We recollected primary tumor tissue from patients who participated in a randomized trial of adjuvant tamoxifen (1-3 years) versus observation. After constructing a tissue micro-array, cores from 563 estrogen receptor α positive were immunostained for p-AKT(Thr308), p-AKT(Ser473), p-mTOR, p-p706SK and p-ERK1/2. Cox proportional hazard models for recurrence free interval were used to assess hazard ratios and interactions between these markers and tamoxifen treatment efficacy.
Interactions were identified between tamoxifen and p-AKT(Thr308), p-mTOR, p-p70S6K and p-ERK1/2. Applying a conservative level of significance, p-p70S6K remained significantly associated with tamoxifen resistance. Patients with p-p70S6K negative tumors derived significant benefit from tamoxifen (HR 0.24, P < 0.0001), while patients whose tumor did express p-p70S6K did not (HR = 1.02, P =0.95), P for interaction 0.004. In systemically untreated breast cancer patients, p-p70S6K was associated with a decreased risk for recurrence.
Patients whose tumor expresses p-p70S6K, as a marker of downstream PI3K and/or MAPK pathway activation, have a favorable prognosis, but do not benefit from adjuvant tamoxifen. A potential benefit from inhibitors of the PI3K/Akt/mTOR pathway in these patients needs to be further explored.
磷脂酰肌醇-3-激酶(PI3K)和/或丝裂原活化蛋白激酶(MAPK)通路的激活在体外会导致抗雌激素耐药,但尚未确定具有临床有效性的预测内在耐药性的生物标志物。在既往接受过内分泌治疗的转移性乳腺癌患者中,添加雷帕霉素哺乳动物靶点(mTOR)抑制剂已显示出益处。目前尚不清楚接受辅助内分泌治疗的患者是否能从这些药物中获益。一种预测内在耐药性的生物标志物在这种情况下可能用作伴随诊断。我们测试了PI3K和/或MAPK通路中不同下游激活蛋白预测绝经后原发性乳腺癌患者他莫昔芬内在耐药性的临床有效性。

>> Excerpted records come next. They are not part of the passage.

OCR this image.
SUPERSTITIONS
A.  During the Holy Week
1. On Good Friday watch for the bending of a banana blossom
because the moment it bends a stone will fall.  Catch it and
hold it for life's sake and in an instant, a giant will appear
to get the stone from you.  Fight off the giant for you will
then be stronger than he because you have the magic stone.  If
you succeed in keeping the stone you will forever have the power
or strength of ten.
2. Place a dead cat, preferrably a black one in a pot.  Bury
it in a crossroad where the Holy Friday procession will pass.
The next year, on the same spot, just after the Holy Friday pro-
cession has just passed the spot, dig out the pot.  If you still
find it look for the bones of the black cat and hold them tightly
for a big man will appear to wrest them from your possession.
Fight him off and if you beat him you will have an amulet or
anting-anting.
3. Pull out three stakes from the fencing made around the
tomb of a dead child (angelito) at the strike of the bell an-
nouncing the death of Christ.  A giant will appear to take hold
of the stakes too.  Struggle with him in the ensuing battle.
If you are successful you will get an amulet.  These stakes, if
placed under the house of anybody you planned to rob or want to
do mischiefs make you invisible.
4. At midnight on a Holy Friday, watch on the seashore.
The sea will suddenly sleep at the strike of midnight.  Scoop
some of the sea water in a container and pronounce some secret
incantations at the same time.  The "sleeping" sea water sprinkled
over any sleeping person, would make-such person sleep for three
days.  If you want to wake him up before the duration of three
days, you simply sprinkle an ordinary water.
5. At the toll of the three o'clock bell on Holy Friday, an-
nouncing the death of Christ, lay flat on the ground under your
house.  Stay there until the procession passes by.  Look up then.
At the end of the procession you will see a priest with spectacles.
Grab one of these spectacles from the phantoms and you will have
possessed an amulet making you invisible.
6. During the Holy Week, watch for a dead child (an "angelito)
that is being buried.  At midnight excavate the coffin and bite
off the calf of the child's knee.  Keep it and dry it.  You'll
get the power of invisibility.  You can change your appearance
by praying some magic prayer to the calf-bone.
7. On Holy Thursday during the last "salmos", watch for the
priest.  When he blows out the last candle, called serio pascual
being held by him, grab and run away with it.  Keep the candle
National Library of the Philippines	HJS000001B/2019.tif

我们从参与他莫昔芬辅助治疗(1 - 3年)与观察的随机试验的患者中重新收集原发性肿瘤组织。构建组织微阵列后,对563个雌激素受体α阳性样本的核心进行免疫染色,检测p-AKT(Thr308)、p-AKT(Ser473)、p-mTOR、p-p706SK和p-ERK1/2。使用无复发生存期的Cox比例风险模型评估风险比以及这些标志物与他莫昔芬治疗疗效之间的相互作用。
确定了他莫昔芬与p-AKT(Thr308)、p-mTOR、p-p70S6K和p-ERK1/2之间存在相互作用。采用保守的显著性水平,p-p70S6K仍与他莫昔芬耐药显著相关。肿瘤p-p70S6K阴性的患者从他莫昔芬中显著获益(风险比0.24,P < 0.0001),而肿瘤表达p-p70S6K的患者则未获益(风险比 = 1.02,P = 0.95),相互作用P值为0.004。在未经全身治疗的乳腺癌患者中,p-p70S6K与复发风险降低相关。
肿瘤表达p-p70S6K的患者,作为PI3K和/或MAPK通路下游激活的标志物,预后良好,但不能从辅助他莫昔芬治疗中获益。这些患者中PI3K/Akt/mTOR通路抑制剂的潜在益处需要进一步探索。